Warta udowodniła, że jej ambicje sięgają wyżej niż walka o utrzymanie. Piast Gliwice nie był w stanie oddać celnego strzału na bramkę przez prawie 70 minut spotkania. Zieloni stworzyli sobie za to dużo groźnych sytuacji. Piłkarze strzelili dwa gole głową i wyjeżdżają z Gliwic z czystym kontem.

NIEPEWNY POCZĄTEK

Warta Poznań udowadnia, że jest klubem, który nie chce jedynie bić się o utrzymanie w lidze. Dzisiaj na wyjazdowym meczu z Piastem Gliwice Zieloni pokazali się z naprawdę dobrej strony, choć to wcale nie oni byli bliżej zdobycia pierwszej bramki. Niebezpiecznie zrobiło się już w 29. minucie, kiedy Michał Chrapek oddał mocny strzał na bramkę Grobelnego.

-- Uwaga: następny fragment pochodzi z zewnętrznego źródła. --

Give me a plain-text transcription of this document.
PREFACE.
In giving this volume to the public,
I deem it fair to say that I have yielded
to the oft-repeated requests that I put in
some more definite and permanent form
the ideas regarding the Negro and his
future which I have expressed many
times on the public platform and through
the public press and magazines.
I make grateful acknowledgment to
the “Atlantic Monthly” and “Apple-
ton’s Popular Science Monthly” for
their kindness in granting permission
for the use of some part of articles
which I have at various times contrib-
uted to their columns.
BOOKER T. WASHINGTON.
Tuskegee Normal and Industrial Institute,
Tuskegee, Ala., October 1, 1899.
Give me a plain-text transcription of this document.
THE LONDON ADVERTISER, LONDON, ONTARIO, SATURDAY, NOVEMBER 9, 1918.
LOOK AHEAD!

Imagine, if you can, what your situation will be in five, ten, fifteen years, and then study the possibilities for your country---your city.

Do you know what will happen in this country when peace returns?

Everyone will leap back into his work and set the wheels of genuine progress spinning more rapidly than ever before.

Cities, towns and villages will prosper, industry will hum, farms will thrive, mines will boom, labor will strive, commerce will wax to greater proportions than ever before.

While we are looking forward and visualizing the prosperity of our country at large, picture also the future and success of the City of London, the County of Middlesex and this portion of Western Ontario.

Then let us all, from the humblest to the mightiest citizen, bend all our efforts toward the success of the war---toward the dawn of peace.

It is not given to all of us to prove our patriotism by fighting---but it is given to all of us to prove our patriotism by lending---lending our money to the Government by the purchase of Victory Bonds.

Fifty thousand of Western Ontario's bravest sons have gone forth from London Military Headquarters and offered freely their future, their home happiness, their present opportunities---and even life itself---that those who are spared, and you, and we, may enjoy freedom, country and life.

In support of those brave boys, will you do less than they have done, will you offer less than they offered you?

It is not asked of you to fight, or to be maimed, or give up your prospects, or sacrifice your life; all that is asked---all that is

Piłka wylądowała jednak na poprzeczce.

DOMINACJA WARTY

Niewykorzystane okazje lubią się jednak mścić. 2 minuty później z kontratakiem wychodziła drużyna Warty. Po dobrym minięciu rywala przez Kajtka Szmyta i celnej wrzutce wynik spotkania strzałem głową otworzył Miguel Luis. To jego druga bramka w tym sezonie. Szmyt, który asystował, w składzie znalazł się rzutem na taśmę. O tym, że wystąpi, dowiedział się po przedmeczowej rozgrzewce.

Piast próbował odpowiedzieć. Szybkie akcje skrzydłami nie przynosiły jednak rezultatu. Piłka lądowała obok bramki. Do 70. minuty Piast nie oddał ani jednego celnego strzału. Bliżej zmiany wyniku byli zawodnicy Zielonych. Fantastycznej sytuacji sam na sam nie wykorzystał jednak Miguel Luis.

3 PUNKTY I DO DOMU

Choć w końcówce spotkania Warta skupiła się na bronieniu i przeprowadzała mniej akcji, niż rywale, wciąż były to sytuacje groźniejsze. W 80. minucie do rzutu rożnego podszedł Adam Zrelak. Celnie dorzucił piłkę do Stavropoulosa, a Grek umieścił piłkę w siatce. Wynik utrzymał się do końca. Dzięki zdobytym dzisiaj 3 punktom Zieloni awansowali na 7. pozycję w tabeli. Mają w tym momencie 2 punkty przewagi nad Lechem, choć Kolejorz rozegrał 2 spotkania mniej.